Hi @Bear77, fair question, there’s probably a few facets to that low risk tag. Variant perception of risk might be the main one really! Risk means something different to everyone, so I should probably be more careful throwing the term around.
I agree with you there’s higher risk to an arb trade now, but that’s only ~10% or so, I was more considering on a medium term time frame (say about 5 years), the risk of losing say 50% and more in reference to WDS really. Energy can be volatile of course, so these shares can rise and fall on that, but to me that’s not really medium-longer term risk.
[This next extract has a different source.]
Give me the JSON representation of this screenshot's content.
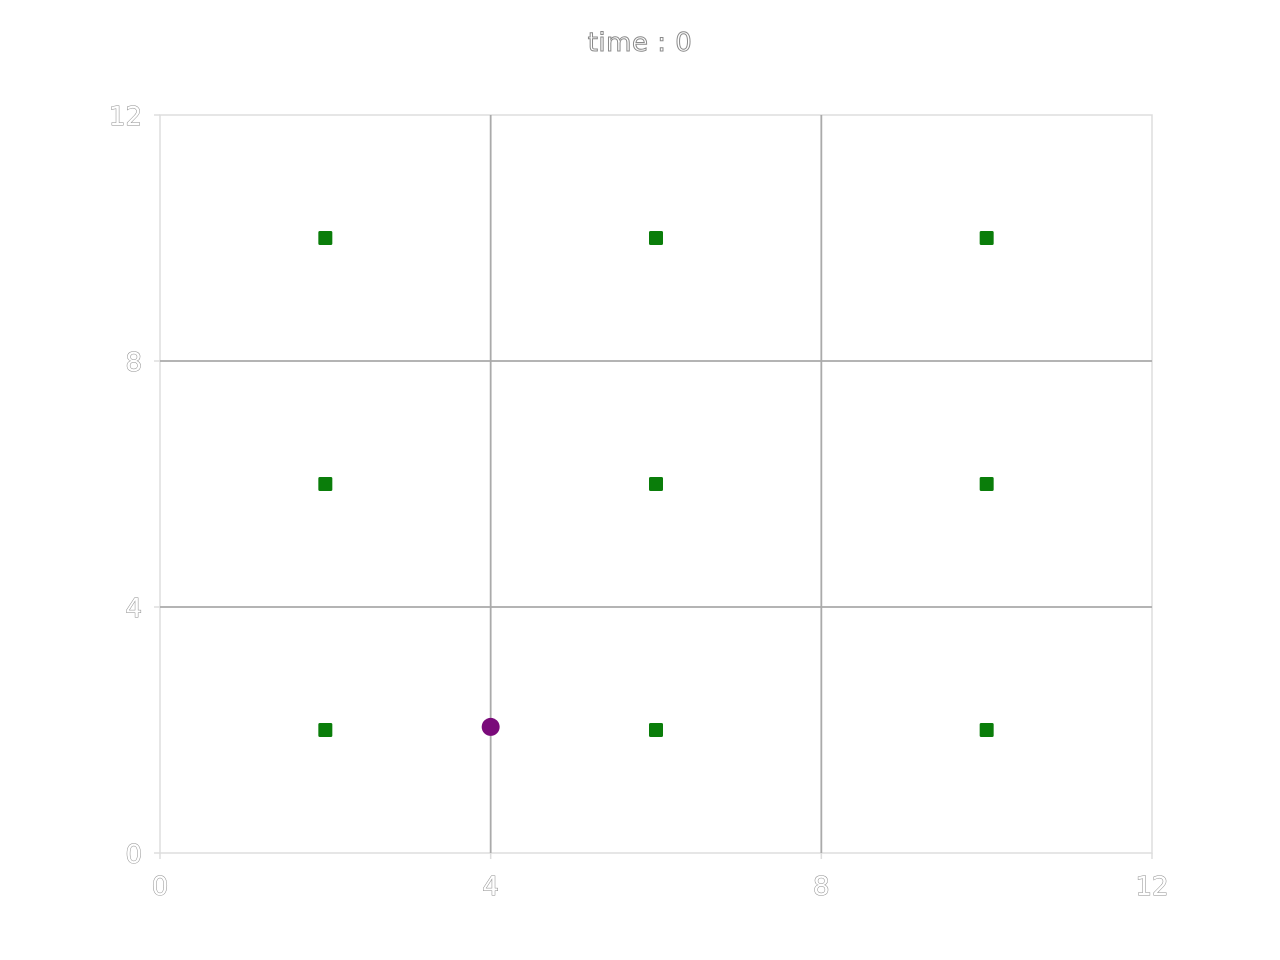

Another reason, and it relates to the commodity price cycle is that I think that the mid-low US$60’s/barrel of oil is fairly low in the cycle. If you consider all the cost inflation that’s gone on in the world the last few years, $60 oil is more like $40 oil from 10 years ago. For sure it could go lower for periods, but I don’t think for too long before it would recover to these type of levels. Therefore, if you again take that medium term view, relatively low risk.
Finally, is I would say the companies mentioned have relatively strong balance sheets, in fact most large fossil fuel companies do these days. Since being caught out around 2015 when prices crashed, most have de-prioritised spending on exploration and prioritised low break even models that mean even if oil was around $40 for a whole year they’d roughly break-even. So while the share price might cause a bit of pain for sure - ie. short term risk - I don’t think there’s risk of massive capital raisings, dilution, fire-sale of assets etc that are the sort of scenario I’d see as medium-longer term risk. As sure as there will be down years there will be up years too, so I think in terms of true business risk, I think this all nets out. In the case of WDS especially, you receive a pretty juicy dividend on average through the cycle to compensate for the potential volatility.
In the true long term, there are risks around the demand for oil and gas of course in relation to the energy transition. These are real but hard to quantify and honestly, exist for a lot of businesses - the possibility that the world will move past what you’re selling and you’ll need to adapt or die.
That’s my view on risk, while i might consider these stocks low risk they’re not my style for long term investments. Like you mentioned maybe as a cyclical opportunity, but ultimately, too capital intensive and the proof is kind of in the pudding of long term flat share prices, no compounding, multi-bagging type potential.